Undoubtedly Soundgarden’s most successful album, Superunknown was perfect for people who weren’t too psyched about the band’s heavy metal influenced sound on their previous albums. Clocking in at just over 70 minutes long, the album released the singles “The Day I Tried To Live,” “My Wave,” “Fell on Black Days,” “Spoonman” and “Black Hole Sun.” The disc, their fourth, kick started their fame and is probably why longtime fans prefer Badmotorfinger or Louder Than Love.

The Offspring – Smash

From the intro where the gentlemen tells you its time to relax and put your feet up, to the first three seconds of “Nitro,” The Offspring’s third album Smash, released in 1994, pulls you in, lets you shout and swear and jump around and then tells you to relax again. Much of the swearing and jumping around may have been done by pre-teen boys alone, however the album still has some of the most memorable songs of the decade. “Self Esteem,” “Come out and Play,” “Bad Habit,” are just a few off what is now the band’s most popular album.

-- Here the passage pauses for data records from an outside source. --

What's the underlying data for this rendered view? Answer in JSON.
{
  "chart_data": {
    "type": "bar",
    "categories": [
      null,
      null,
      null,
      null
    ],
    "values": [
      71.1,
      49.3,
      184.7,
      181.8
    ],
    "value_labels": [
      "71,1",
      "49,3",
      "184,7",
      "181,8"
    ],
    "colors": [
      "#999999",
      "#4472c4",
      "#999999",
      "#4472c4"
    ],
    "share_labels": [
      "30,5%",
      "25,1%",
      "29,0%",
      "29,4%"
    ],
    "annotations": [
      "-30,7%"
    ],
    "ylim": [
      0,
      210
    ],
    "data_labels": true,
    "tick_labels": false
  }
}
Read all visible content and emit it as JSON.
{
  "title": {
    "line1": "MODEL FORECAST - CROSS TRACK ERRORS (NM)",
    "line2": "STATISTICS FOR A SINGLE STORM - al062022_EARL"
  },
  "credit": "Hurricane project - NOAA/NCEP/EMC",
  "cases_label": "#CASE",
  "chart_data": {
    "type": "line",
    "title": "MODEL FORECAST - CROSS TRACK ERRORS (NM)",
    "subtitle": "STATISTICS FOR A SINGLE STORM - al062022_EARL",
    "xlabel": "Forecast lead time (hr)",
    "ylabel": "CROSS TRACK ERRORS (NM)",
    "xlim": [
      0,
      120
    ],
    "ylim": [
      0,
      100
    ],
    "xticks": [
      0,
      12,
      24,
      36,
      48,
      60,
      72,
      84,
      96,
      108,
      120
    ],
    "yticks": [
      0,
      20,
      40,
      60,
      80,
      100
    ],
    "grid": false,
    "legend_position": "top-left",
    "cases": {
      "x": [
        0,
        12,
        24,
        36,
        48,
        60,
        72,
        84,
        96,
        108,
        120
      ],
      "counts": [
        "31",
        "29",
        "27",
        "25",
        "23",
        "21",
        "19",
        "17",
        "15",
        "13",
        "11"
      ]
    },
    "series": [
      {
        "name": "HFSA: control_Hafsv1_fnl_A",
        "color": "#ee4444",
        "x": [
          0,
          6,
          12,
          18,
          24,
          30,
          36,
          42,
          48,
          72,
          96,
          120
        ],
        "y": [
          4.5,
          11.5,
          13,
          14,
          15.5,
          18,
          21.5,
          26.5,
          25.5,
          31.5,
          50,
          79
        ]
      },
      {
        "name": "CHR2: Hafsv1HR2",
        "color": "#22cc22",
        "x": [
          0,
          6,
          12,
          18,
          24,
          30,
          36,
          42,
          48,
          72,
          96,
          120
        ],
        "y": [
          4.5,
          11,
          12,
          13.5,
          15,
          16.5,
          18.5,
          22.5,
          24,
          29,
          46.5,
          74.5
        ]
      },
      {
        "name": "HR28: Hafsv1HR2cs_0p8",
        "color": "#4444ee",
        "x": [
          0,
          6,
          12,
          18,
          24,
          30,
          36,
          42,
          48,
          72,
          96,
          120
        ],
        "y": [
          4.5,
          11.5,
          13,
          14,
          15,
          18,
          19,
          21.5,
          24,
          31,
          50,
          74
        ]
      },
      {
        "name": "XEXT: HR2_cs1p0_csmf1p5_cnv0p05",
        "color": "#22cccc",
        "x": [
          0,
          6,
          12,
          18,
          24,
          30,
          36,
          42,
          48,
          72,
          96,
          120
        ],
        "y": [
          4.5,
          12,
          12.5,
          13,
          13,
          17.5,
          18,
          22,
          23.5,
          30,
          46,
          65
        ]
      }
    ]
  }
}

Rage Against The Machine – Evil Empire

Taking their time between first and second albums seemed like a wise thing to do for Rage Against The Machine as their sophomore record Evil Empire succeeded their self titled debut with a fresh batch of songs removing them from just combining rap and rock music. “Bulls On Parade” is easily one of the best anthems and could even get your grandma pumped up with Tom Morello’s scratching guitar sound. The title of the disc is taken from a phrase used by former President Ronald Reagan when describing the former Soviet Union.

No Doubt – Tragic Kingdom

Another third release gem, No Doubt’s Tragic Kingdom turned out to be the band’s most popular record at the time fusing punk, pop and third-wave ska. The disc was recorded in 11 different studios around Los Angeles and was released in 1995. The single “Don’t Speak” reached number one on the Billboard Hot 100 Airplay.